Tuesday, 15 December 2015
Poster Hall (Moscone South)
Ilya Zaslavsky, University of California San Diego, San Diego Supercomputer Center, La Jolla, CA, United States
Abstract:
While many geoscience-related repositories and data discovery portals exist, finding information about available resources remains a pervasive problem, especially when searching across multiple domains and catalogs. Inconsistent and incomplete metadata descriptions, disparate access protocols and semantic differences across domains, and troves of unstructured or poorly structured information which is hard to discover and use are major hindrances toward discovery, while metadata compilation and curation remain manual and time-consuming. We report on methodology, main results and lessons learned from an ongoing effort to develop a geoscience-wide catalog of information resources, with consistent metadata descriptions, traceable provenance, and automated metadata enhancement.
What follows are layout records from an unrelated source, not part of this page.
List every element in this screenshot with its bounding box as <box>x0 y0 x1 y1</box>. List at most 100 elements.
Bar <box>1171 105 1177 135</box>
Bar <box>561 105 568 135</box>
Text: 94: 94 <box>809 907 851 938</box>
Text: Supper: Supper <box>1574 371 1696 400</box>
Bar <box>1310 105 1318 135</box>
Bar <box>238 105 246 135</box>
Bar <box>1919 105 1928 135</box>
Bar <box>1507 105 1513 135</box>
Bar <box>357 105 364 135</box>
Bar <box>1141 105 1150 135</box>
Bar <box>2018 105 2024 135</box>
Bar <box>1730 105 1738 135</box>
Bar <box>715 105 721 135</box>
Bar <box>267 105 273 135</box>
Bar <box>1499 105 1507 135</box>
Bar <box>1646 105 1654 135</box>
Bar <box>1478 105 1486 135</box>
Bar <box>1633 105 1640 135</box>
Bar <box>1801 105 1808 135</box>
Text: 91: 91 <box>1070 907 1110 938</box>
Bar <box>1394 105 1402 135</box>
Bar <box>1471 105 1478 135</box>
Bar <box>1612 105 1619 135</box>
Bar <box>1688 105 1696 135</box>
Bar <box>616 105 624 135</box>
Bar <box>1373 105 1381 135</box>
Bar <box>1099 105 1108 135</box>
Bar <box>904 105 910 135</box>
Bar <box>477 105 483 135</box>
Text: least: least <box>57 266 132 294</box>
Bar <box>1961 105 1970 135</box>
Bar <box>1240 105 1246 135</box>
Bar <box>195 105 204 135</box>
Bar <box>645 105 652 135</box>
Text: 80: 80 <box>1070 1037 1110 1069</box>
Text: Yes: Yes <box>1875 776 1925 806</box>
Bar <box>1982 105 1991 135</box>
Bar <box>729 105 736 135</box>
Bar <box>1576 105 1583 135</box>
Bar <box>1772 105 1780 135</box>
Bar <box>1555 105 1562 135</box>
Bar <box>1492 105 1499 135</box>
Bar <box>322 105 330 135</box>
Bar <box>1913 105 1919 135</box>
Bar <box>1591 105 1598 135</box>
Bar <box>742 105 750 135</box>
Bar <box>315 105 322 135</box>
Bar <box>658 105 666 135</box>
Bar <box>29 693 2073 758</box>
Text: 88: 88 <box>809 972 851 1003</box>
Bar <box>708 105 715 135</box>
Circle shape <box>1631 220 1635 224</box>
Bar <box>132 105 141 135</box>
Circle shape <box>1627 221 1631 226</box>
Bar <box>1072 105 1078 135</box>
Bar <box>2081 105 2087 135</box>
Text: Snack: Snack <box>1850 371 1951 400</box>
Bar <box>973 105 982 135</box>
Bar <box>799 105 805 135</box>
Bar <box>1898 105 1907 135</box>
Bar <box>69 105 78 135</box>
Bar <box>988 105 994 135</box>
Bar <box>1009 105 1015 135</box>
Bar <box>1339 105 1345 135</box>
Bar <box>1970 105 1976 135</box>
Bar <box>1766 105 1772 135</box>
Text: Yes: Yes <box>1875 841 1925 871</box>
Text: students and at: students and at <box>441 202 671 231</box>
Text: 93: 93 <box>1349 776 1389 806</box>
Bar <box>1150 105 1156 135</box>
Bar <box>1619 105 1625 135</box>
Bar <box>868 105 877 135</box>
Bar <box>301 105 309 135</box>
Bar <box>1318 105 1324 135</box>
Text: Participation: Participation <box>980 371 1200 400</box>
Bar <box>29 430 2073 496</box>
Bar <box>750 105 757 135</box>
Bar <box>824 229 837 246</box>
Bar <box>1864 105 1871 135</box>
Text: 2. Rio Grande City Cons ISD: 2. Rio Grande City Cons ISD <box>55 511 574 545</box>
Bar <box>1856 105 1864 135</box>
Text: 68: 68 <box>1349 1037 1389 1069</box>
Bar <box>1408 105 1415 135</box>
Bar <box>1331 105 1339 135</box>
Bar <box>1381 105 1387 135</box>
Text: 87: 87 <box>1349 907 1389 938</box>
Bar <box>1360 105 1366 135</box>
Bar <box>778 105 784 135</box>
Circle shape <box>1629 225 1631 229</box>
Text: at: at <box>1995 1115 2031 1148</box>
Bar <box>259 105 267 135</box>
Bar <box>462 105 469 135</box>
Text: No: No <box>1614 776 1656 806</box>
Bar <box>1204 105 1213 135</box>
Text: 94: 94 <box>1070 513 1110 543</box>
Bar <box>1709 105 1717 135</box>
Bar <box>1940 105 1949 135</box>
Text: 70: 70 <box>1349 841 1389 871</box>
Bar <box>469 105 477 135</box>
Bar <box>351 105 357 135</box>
Developing such a catalog is the central goal of CINERGI (Community Inventory of EarthCube Resources for Geoscience Interoperability), an EarthCube building block project (earthcube.org/group/cinergi). The key novel technical contributions of the projects include: a) development of a metadata enhancement pipeline and a set of document enhancers to automatically improve various aspects of metadata descriptions, including keyword assignment and definition of spatial extents; b) Community Resource Viewers: online applications for crowdsourcing community resource registry development, curation and search, and channeling metadata to the unified CINERGI inventory, c) metadata provenance, validation and annotation services, d) user interfaces for advanced resource discovery; and e) geoscience-wide ontology and machine learning to support automated semantic tagging and faceted search across domains. We demonstrate these CINERGI components in three types of user scenarios: (1) improving existing metadata descriptions maintained by government and academic data facilities, (2) supporting work of several EarthCube Research Coordination Network projects in assembling information resources for their domains, and (3) enhancing the inventory and the underlying ontology to address several complicated data discovery use cases in hydrology, geochemistry, sedimentology, and critical zone science.

Support from the US National Science Foundation under award ICER-1343816 is gratefully acknowledged.